Disabling SSL Certificate Check

⚠️ Danger ⚠️

Disabling certificate checking is not part of regular use of Rusoto. There are very few legitimate reasons to disable default behavior. Production use of Rusoto should not use the behavior documented on this page. Use of AWS services should not disable certificate checking.

Use this only if you know what you're doing.

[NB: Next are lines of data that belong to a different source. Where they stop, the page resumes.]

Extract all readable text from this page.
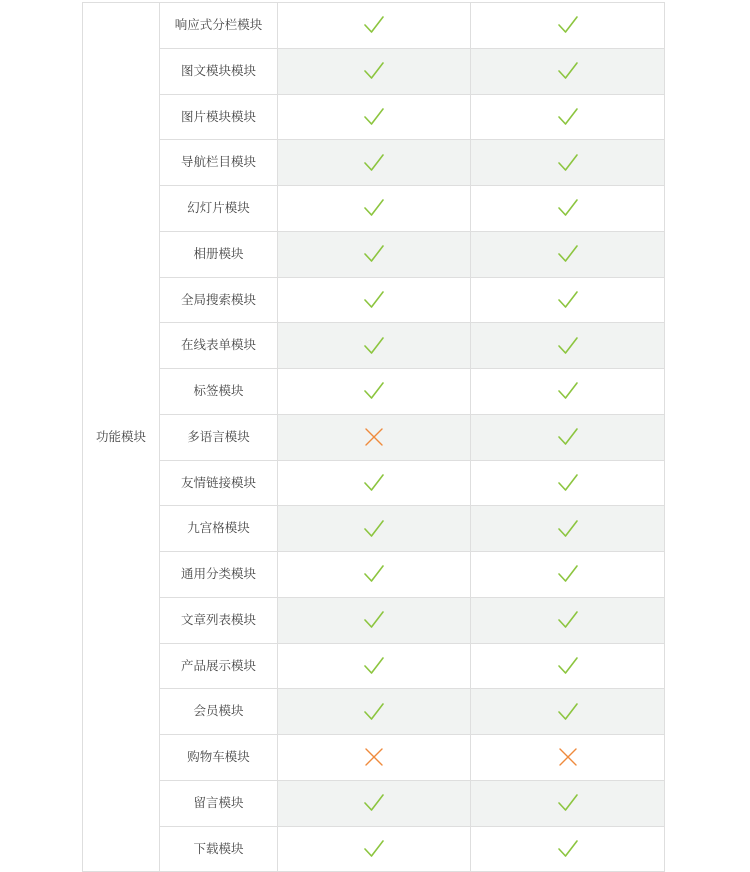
功能模块	响应式分栏模块	

	图文模块模块	

	图片模块模块	

	导航栏目模块	

	幻灯片模块	

	相册模块	

	全局搜索模块	

	在线表单模块	

	标签模块	

	多语言模块	

	友情链接模块	

	九宫格模块	

	通用分类模块	

	文章列表模块	

	产品展示模块	

	会员模块	

	购物车模块	

	留言模块	

	下载模块	
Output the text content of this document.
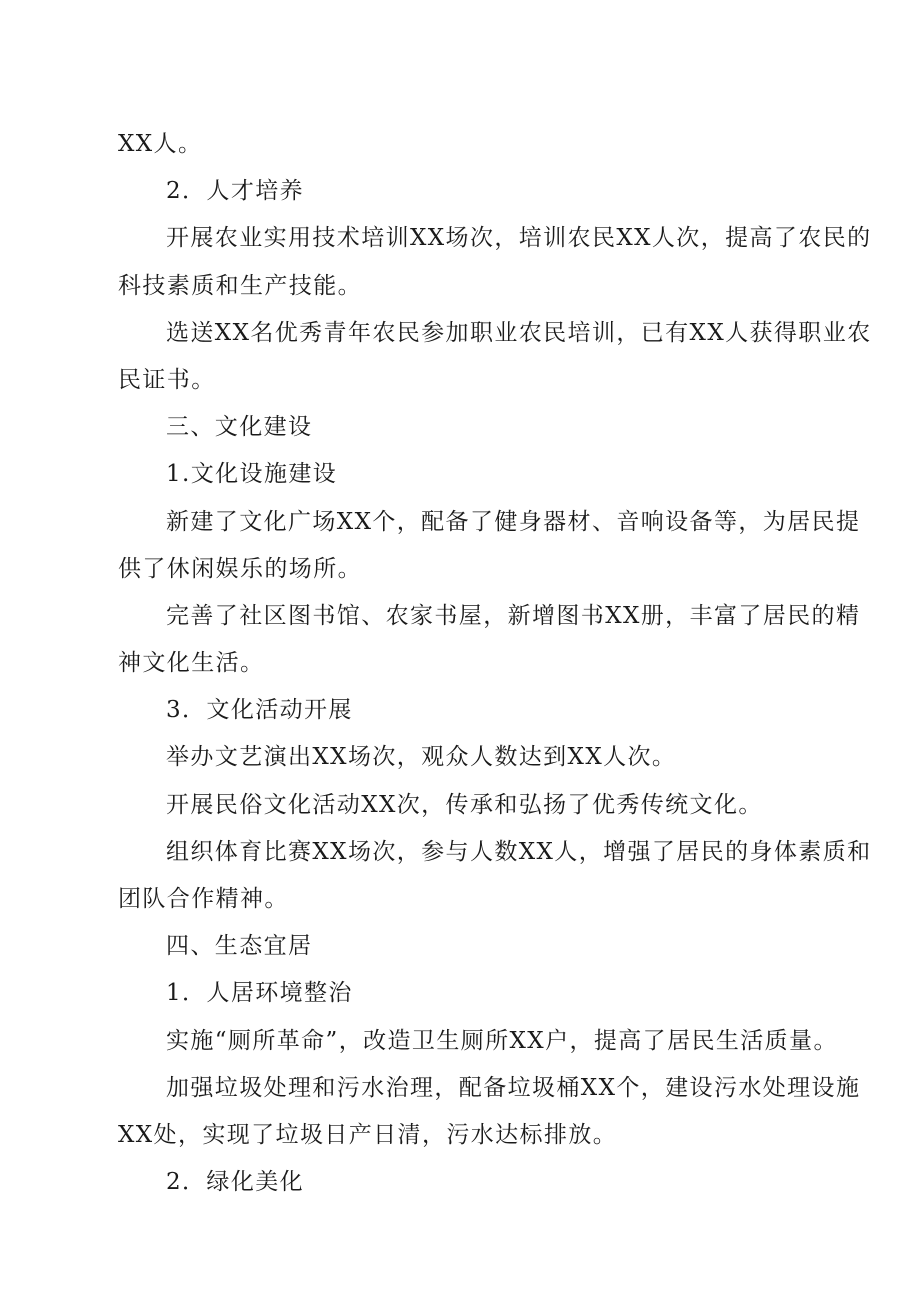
XX人。
2．人才培养
开展农业实用技术培训XX场次，培训农民XX人次，提高了农民的
科技素质和生产技能。
选送XX名优秀青年农民参加职业农民培训，已有XX人获得职业农
民证书。
三、文化建设
1.文化设施建设
新建了文化广场XX个，配备了健身器材、音响设备等，为居民提
供了休闲娱乐的场所。
完善了社区图书馆、农家书屋，新增图书XX册，丰富了居民的精
神文化生活。
3．文化活动开展
举办文艺演出XX场次，观众人数达到XX人次。
开展民俗文化活动XX次，传承和弘扬了优秀传统文化。
组织体育比赛XX场次，参与人数XX人，增强了居民的身体素质和
团队合作精神。
四、生态宜居
1．人居环境整治
实施“厕所革命”，改造卫生厕所XX户，提高了居民生活质量。
加强垃圾处理和污水治理，配备垃圾桶XX个，建设污水处理设施
XX处，实现了垃圾日产日清，污水达标排放。
2．绿化美化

Opting out of certificate checking

The process of disabling an SSL cert check requires a few steps before using the services in Rusoto. The general steps are as follows:

  1. Create a TlsConnector using the TlsConnectorBuilder. Ensure the certificate check has been disabled. This is the important part!
  2. Create a HttpConnector, this is needed to implement the From trait on the HttpsConnector.
  3. Create a HttpsConnector using from, passing in the HTTP and TLS connectors.
  4. Create a Rusoto HttpClient using the from_connector method.
  5. Initialize a service using the new_with method.
  6. Build Things!
extern crate hyper;
extern crate hyper_tls;
extern crate native_tls;
extern crate rusoto_core;
extern crate rusoto_s3;

use hyper::client::HttpConnector;
use hyper_tls::HttpsConnector;
use native_tls::TlsConnector;
use rusoto_core::{DefaultCredentialsProvider, HttpClient, Region};
use rusoto_s3::{S3Client, S3};

fn main() {
    // 1. create tls connector which accepts invalid certs
    let tls_connector: TlsConnector = TlsConnector::builder()
        .danger_accept_invalid_certs(true)
        .build()
        .expect("failed to build tls connector");

    // 2. create http connector - make sure to not enforce http
    let mut http_connector = HttpConnector::new(4);
    http_connector.enforce_http(false);

    // 3. create https connector
    let https_connector = HttpsConnector::from((http_connector, tls_connector));

    // 4. create rusoto http client to be used in rusoto services
    let http_client = HttpClient::from_connector(https_connector);

    let cred_provider = DefaultCredentialsProvider::new().expect("failed to create cred provider");

    // custom region to talk to local service with a self-signed cert
    let local_region = Region::Custom {
        name: "us-east-1".to_owned(),
        endpoint: "https://localhost:8000".to_owned(),
    };
    // 5. initialize service clients with new http client
    let s3_client = S3Client::new_with(http_client, cred_provider, local_region);
    // 6. build!
    s3_client
        .list_buckets()
        .sync()
        .expect("failed to list buckets");
}

⚠️ Danger ⚠️

Do not use this for communicating to AWS services. Use this only for AWS-like services such as Ceph or Minio and generating trusted certificates is not possible.